In a recent blog entry posted on February 20, 2014, FCC staff signaled the Commission’s intentions to propose changes to the E-rate program that will increase support for the deployment of Wi-Fi networks and services. Chairman Wheeler recently identified Wi-Fi service as one of two “transformative technologies” supporting the revolution in education (the other being the emergence of tablet computing platforms). In the blog post Commission staff outlines several elements of the current program that effectively limit support for deployment of Wi-Fi networks and services. Recognizing the problems with these kinds of limits, the Commission signaled its intent to address these problems via changes to the E-rate program.
Although Wi-Fi service is widely deployed in subscriber homes and businesses in many urban markets, its deployment in the nation’s schools and libraries is more limited. As the FCC recognizes, the current Priority 1 and Priority 2 construct of the E-rate program limits opportunities to fund Wi-Fi deployment, and in fact devalues Wi-Fi in favor of older, less dynamic technologies like paging and long distance service. As a result, there will not be any funds available for deploying Wi-Fi, and other priority 2 services, for funding year 2013.

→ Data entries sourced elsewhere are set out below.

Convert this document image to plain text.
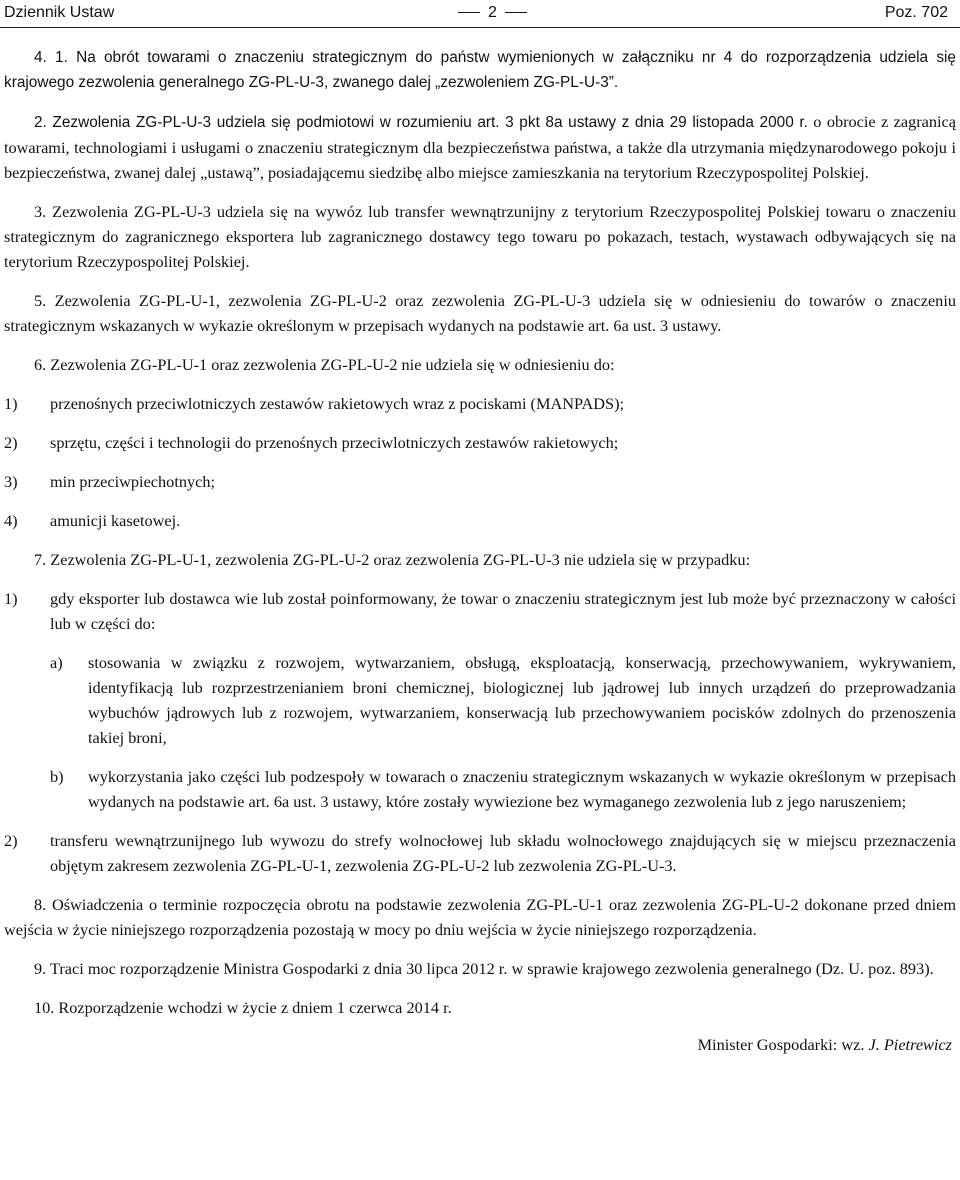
Dziennik Ustaw	2	Poz. 702

4. 1. Na obrót towarami o znaczeniu strategicznym do państw wymienionych w załączniku nr 4 do rozporządzenia udziela się krajowego zezwolenia generalnego ZG-PL-U-3, zwanego dalej „zezwoleniem ZG-PL-U-3”.

2. Zezwolenia ZG-PL-U-3 udziela się podmiotowi w rozumieniu art. 3 pkt 8a ustawy z dnia 29 listopada 2000 r. o obrocie z zagranicą towarami, technologiami i usługami o znaczeniu strategicznym dla bezpieczeństwa państwa, a także dla utrzymania międzynarodowego pokoju i bezpieczeństwa, zwanej dalej „ustawą”, posiadającemu siedzibę albo miejsce zamieszkania na terytorium Rzeczypospolitej Polskiej.

3. Zezwolenia ZG-PL-U-3 udziela się na wywóz lub transfer wewnątrzunijny z terytorium Rzeczypospolitej Polskiej towaru o znaczeniu strategicznym do zagranicznego eksportera lub zagranicznego dostawcy tego towaru po pokazach, testach, wystawach odbywających się na terytorium Rzeczypospolitej Polskiej.

5. Zezwolenia ZG-PL-U-1, zezwolenia ZG-PL-U-2 oraz zezwolenia ZG-PL-U-3 udziela się w odniesieniu do towarów o znaczeniu strategicznym wskazanych w wykazie określonym w przepisach wydanych na podstawie art. 6a ust. 3 ustawy.

6. Zezwolenia ZG-PL-U-1 oraz zezwolenia ZG-PL-U-2 nie udziela się w odniesieniu do:

1) przenośnych przeciwlotniczych zestawów rakietowych wraz z pociskami (MANPADS);

2) sprzętu, części i technologii do przenośnych przeciwlotniczych zestawów rakietowych;

3) min przeciwpiechotnych;

4) amunicji kasetowej.

7. Zezwolenia ZG-PL-U-1, zezwolenia ZG-PL-U-2 oraz zezwolenia ZG-PL-U-3 nie udziela się w przypadku:

1) gdy eksporter lub dostawca wie lub został poinformowany, że towar o znaczeniu strategicznym jest lub może być przeznaczony w całości lub w części do:

a) stosowania w związku z rozwojem, wytwarzaniem, obsługą, eksploatacją, konserwacją, przechowywaniem, wykrywaniem, identyfikacją lub rozprzestrzenianiem broni chemicznej, biologicznej lub jądrowej lub innych urządzeń do przeprowadzania wybuchów jądrowych lub z rozwojem, wytwarzaniem, konserwacją lub przechowywaniem pocisków zdolnych do przenoszenia takiej broni,

b) wykorzystania jako części lub podzespoły w towarach o znaczeniu strategicznym wskazanych w wykazie określonym w przepisach wydanych na podstawie art. 6a ust. 3 ustawy, które zostały wywiezione bez wymaganego zezwolenia lub z jego naruszeniem;

2) transferu wewnątrzunijnego lub wywozu do strefy wolnocłowej lub składu wolnocłowego znajdujących się w miejscu przeznaczenia objętym zakresem zezwolenia ZG-PL-U-1, zezwolenia ZG-PL-U-2 lub zezwolenia ZG-PL-U-3.

8. Oświadczenia o terminie rozpoczęcia obrotu na podstawie zezwolenia ZG-PL-U-1 oraz zezwolenia ZG-PL-U-2 dokonane przed dniem wejścia w życie niniejszego rozporządzenia pozostają w mocy po dniu wejścia w życie niniejszego rozporządzenia.

9. Traci moc rozporządzenie Ministra Gospodarki z dnia 30 lipca 2012 r. w sprawie krajowego zezwolenia generalnego (Dz. U. poz. 893).

10. Rozporządzenie wchodzi w życie z dniem 1 czerwca 2014 r.

Minister Gospodarki: wz. J. Pietrewicz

In the coming weeks the FCC will offer specific proposals to modernize the E-rate program to better align funding with today’s broadband services and applications, such as to support the deployment of Wi-Fi networks and services. In conjunction with that proposal we also expect the Commission to outline proposals to redistribute some funding from schools and libraries in urban areas to those in rural areas, where Wi-Fi and other broadband services are often lacking.